Rådgiverinstitusjonen

The institution of the Counsellors was established by the Universal House of Justice in 1968. Its members, who have no legislative, executive, or judicial authority, encourage action, foster individual initiative, and promote learning within the Bahá’í community as a whole, this in addition to offering advice to Spiritual Assemblies. The institution plays a vital role in advancing the interests of the Bahá’í Faith, exerting influence on the life of the Bahá’í community, from the grassroots to the international level.

Every five years, the Universal House of Justice appoints a total of 81 Counsellors around the world, who organise their work through five Continental Boards. These Boards, in turn, appoint Auxiliary Board members to serve specific geographical areas and territories within the continental region. The Counsellors, together with the members of the Auxiliary Boards and their assistants, work to stimulate the growth and vibrancy of the Bahá’í community, promoting the development of its spiritual, intellectual, and social life.

The members of the institution of the Counsellors are concerned with enhancing the capacity of the Bahá’í community to devise systematic plans of action, to execute them energetically, and to learn from experience in efforts to contribute to building the world civilization envisaged by Bahá’u’lláh. They nourish love and certitude in the hearts of the Bahá’ís, fortify bonds of friendship and unity, promote principles and ethical standards enshrined in the Bahá’í teachings, and raise the vision of community members that they may dedicate their energies to the welfare of the human race.

The work of the Continental Boards of Counsellors is guided by the International Teaching Centre, the Seat of which is located at the Bahá’í World Centre. The functioning of the International Teaching Centre itself is largely corporate in character. It remains fully informed of the progress of the Bahá’í community in all parts of the world and alert to possibilities for its growth, the consolidation of its institutions, and the advancement of its collective endeavours.
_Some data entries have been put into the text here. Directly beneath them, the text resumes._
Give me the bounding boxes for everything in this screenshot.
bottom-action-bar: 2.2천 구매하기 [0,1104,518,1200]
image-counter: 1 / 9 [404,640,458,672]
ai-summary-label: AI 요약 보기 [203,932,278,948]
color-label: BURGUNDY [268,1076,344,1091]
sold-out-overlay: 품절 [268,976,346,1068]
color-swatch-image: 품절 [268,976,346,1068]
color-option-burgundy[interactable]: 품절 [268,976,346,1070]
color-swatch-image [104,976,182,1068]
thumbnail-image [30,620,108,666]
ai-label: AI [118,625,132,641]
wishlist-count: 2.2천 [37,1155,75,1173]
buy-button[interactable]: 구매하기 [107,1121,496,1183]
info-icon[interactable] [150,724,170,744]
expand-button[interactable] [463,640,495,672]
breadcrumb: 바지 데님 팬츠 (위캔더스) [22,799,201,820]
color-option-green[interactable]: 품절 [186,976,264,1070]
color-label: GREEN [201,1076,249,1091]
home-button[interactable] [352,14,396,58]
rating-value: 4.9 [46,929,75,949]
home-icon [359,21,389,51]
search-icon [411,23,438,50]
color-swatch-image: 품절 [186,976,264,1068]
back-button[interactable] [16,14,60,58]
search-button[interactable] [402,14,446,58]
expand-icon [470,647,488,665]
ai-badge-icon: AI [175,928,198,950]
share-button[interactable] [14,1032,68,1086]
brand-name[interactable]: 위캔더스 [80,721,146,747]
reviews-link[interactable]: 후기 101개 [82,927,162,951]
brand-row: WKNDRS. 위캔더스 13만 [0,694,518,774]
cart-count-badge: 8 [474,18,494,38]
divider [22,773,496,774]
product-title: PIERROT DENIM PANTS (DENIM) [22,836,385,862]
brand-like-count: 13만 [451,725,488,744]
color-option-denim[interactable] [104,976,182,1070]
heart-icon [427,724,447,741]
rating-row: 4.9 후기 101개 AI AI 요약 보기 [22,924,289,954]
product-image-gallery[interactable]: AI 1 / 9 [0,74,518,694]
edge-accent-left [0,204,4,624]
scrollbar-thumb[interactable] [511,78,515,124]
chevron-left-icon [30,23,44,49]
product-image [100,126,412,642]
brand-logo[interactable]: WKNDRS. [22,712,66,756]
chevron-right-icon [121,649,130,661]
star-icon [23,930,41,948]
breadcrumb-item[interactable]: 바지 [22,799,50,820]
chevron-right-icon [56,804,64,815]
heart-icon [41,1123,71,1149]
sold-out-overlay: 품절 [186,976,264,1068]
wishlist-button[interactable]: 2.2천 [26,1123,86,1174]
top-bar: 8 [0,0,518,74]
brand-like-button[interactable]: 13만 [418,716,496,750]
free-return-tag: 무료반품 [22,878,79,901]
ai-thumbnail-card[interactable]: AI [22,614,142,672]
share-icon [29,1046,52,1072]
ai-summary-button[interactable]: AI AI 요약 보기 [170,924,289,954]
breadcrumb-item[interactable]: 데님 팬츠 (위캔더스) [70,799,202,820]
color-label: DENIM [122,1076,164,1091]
In this connection, it pays particular attention to the development of human resources, helping the worldwide Bahá’í community to increase its capacity to endow growing numbers of people with the spiritual insights, knowledge, skills, and abilities required to serve humanity effectively. The nine members of the International Teaching Centre are appointed by the Universal House of Justice for a five-year term, immediately following the International Bahá’í Convention.

In the interplay between the work of Spiritual Assemblies and that of the Counsellors, the Administrative Order concentrates authority in the hands of elected bodies. Yet, it does not deprive the system of the wisdom and experience of certain appointed individuals. Indeed, it recognizes and affirms that the Counsellors and their auxiliaries—in addition to promoting adherence to principle on the part of individual Bahá’ís, Bahá’í institutions, and Bahá’í communities—are especially qualified to advise Spiritual Assemblies on their endeavours.